Space has a smallest *measurable* unit, predicted at the planck length, but this is already far smaller than our ability to observe. A quantum theory of gravity may yield a more fundamental unit in space, but it's worth noting that we derive the Planck length from dimensional analysis, and as such, it is mute on numerical factors, which we need further exacting theories to describe, and we already know of effects with less length than a planck length. The gravitational effect of an electron, which must exist, as it has mass, extends orders of magnitude less than the Planck length. Of course, we have no quantum theory of gravity, yet, and many hypothesis use the Planck scale as a foundational part of the hypothesis, but I don't think you're bold enough to tell me that electrons do not possess any gravitational force.

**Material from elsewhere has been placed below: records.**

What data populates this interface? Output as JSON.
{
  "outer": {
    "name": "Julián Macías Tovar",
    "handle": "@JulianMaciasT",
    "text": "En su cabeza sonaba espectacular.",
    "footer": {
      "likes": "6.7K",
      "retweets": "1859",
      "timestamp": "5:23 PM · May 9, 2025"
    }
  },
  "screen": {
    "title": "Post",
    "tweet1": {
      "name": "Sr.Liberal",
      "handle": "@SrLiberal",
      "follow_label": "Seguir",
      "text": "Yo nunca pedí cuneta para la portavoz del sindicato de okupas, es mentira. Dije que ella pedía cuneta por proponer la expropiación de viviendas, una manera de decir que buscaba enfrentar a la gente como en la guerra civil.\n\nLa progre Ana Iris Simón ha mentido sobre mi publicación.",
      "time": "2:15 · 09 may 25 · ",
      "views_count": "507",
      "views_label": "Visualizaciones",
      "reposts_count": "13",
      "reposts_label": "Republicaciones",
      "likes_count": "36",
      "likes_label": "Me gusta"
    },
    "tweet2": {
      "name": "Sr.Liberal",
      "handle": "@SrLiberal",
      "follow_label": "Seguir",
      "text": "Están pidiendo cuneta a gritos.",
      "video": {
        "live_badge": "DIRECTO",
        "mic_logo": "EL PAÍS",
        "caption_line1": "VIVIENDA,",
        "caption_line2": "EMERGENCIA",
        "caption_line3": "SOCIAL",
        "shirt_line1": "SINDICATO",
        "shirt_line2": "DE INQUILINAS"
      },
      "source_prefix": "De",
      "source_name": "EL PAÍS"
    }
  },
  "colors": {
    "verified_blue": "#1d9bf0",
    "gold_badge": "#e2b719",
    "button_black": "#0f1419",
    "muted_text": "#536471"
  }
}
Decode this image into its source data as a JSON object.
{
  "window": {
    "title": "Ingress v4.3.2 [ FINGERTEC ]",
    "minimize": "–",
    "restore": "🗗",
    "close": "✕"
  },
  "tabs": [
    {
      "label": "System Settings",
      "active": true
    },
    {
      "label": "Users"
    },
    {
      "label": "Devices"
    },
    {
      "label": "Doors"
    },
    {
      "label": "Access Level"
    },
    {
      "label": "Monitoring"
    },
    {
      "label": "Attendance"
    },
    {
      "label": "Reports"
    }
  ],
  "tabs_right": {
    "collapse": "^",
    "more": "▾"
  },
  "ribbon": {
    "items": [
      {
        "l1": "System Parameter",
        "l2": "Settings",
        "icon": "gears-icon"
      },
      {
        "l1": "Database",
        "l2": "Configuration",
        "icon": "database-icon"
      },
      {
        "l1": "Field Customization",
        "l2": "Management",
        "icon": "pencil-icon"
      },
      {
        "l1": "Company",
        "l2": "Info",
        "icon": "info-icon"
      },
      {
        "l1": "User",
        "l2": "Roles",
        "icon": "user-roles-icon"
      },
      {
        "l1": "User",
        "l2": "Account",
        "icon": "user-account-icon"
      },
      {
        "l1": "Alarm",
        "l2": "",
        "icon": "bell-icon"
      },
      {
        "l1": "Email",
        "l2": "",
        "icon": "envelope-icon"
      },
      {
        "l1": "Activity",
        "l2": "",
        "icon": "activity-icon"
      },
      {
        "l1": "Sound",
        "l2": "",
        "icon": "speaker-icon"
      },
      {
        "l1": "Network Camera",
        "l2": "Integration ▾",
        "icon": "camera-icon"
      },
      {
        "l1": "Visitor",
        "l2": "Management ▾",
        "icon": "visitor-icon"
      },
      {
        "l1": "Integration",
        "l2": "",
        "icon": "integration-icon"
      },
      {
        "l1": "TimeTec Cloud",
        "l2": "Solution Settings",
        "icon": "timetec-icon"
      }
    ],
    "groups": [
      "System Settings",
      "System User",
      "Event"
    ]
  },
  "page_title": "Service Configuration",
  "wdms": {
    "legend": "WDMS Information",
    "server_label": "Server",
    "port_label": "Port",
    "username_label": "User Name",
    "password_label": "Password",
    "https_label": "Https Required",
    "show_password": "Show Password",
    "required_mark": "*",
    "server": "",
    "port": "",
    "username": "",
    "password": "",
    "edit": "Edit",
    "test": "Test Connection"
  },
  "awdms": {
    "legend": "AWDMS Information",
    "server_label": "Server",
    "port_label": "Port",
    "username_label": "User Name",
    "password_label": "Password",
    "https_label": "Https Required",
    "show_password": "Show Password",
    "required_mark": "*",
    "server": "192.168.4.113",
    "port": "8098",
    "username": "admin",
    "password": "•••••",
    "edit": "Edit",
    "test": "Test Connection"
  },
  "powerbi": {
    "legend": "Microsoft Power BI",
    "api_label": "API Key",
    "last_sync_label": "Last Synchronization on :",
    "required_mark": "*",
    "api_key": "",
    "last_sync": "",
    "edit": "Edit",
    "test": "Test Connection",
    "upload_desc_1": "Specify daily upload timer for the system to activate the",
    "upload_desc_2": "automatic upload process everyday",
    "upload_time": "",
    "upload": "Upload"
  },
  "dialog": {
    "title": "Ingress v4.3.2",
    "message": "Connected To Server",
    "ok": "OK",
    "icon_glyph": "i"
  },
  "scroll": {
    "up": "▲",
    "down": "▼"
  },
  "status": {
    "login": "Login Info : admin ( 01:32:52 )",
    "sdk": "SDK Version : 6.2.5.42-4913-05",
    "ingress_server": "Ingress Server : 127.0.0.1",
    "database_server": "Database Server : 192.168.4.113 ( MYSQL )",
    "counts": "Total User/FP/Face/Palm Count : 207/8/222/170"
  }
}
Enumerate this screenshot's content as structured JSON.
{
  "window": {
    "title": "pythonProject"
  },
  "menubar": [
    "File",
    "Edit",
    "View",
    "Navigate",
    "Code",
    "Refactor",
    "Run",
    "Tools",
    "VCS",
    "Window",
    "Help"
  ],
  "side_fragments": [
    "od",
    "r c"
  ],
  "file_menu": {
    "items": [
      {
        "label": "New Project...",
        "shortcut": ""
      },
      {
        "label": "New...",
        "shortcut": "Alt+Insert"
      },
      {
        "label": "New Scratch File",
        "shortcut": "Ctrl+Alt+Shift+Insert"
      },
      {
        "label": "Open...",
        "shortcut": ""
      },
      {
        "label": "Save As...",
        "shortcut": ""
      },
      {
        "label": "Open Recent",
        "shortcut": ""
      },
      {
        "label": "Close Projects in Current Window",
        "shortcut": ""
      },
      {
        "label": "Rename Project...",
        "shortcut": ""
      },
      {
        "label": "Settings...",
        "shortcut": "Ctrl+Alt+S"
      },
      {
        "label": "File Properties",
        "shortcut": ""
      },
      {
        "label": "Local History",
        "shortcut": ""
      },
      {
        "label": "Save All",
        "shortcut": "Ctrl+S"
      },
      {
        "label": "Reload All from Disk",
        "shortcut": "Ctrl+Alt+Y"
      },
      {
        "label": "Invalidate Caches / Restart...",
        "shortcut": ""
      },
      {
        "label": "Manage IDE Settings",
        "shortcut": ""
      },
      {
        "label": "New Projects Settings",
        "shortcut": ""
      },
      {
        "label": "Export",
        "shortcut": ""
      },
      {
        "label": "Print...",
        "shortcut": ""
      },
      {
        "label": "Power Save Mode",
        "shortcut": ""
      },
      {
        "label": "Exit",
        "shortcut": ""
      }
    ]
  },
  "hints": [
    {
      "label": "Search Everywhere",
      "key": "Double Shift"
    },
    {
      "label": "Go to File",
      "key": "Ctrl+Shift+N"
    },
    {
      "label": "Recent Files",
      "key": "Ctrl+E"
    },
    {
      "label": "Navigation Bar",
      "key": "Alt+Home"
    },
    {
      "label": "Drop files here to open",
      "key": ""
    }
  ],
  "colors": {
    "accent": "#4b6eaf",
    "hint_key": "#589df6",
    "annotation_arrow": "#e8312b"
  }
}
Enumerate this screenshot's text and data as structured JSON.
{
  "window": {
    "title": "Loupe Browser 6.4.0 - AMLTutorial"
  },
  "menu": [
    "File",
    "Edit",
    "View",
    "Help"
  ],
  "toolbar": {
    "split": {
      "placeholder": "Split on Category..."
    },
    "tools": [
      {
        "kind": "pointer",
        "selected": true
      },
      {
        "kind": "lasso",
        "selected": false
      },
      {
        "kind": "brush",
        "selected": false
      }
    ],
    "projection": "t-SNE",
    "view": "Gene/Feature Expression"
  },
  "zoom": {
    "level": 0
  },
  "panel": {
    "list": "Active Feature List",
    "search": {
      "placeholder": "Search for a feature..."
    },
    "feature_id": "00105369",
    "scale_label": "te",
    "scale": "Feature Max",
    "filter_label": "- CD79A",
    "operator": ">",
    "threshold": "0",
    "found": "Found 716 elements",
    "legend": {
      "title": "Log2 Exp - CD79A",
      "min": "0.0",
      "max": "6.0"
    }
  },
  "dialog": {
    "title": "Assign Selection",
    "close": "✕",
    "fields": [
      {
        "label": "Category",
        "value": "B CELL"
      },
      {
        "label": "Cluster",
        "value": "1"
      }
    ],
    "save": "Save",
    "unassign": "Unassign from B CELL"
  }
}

What Hitsumei said is right, though, what I said does not logically follow if you are unwilling to describe space as pure geometry. But space looks a lot like pure geometry, uncertainties of position and distance being the very reason we use a fundamental unit. It says as much in the "Physical Signifigance" section of the Wiki article on Planck length -- that our ability to measure anything at less than the Planck length is very much in doubt, not doubting that such positions and distances exist. Indeed, if they did not, you and I would not be able to move, as the Planck length is the distance covered by a photon in the Planck time, and an electron or proton do not move at the speed of light. Indeed, all movement would be forced to shift in frames. Time doesn't appear to operate in slices, though, it just gets very hard to tell when it is progressing at all.

Note that nowhere did I claim we could stuff an infinite amount of particles, nor an infinite amount of equal finite spaces, into any given space, only that an infinite number of points may be defined. Space is foamy, and while you cannot define below a Planck length in distance and position relative to something else and then measure it, you can most certainly center any particle on any point in space. As it is, experimental inaccuracies prevent us from verifying if that particle is centered on a point less than a Planck distance from some other object (actually experimental inaccuracies prevent us from doing measurements at several magnitudes higher, at the moment, but you understand). I say again, such points ought to exist if reality actually consists of geometric spatial dimensions.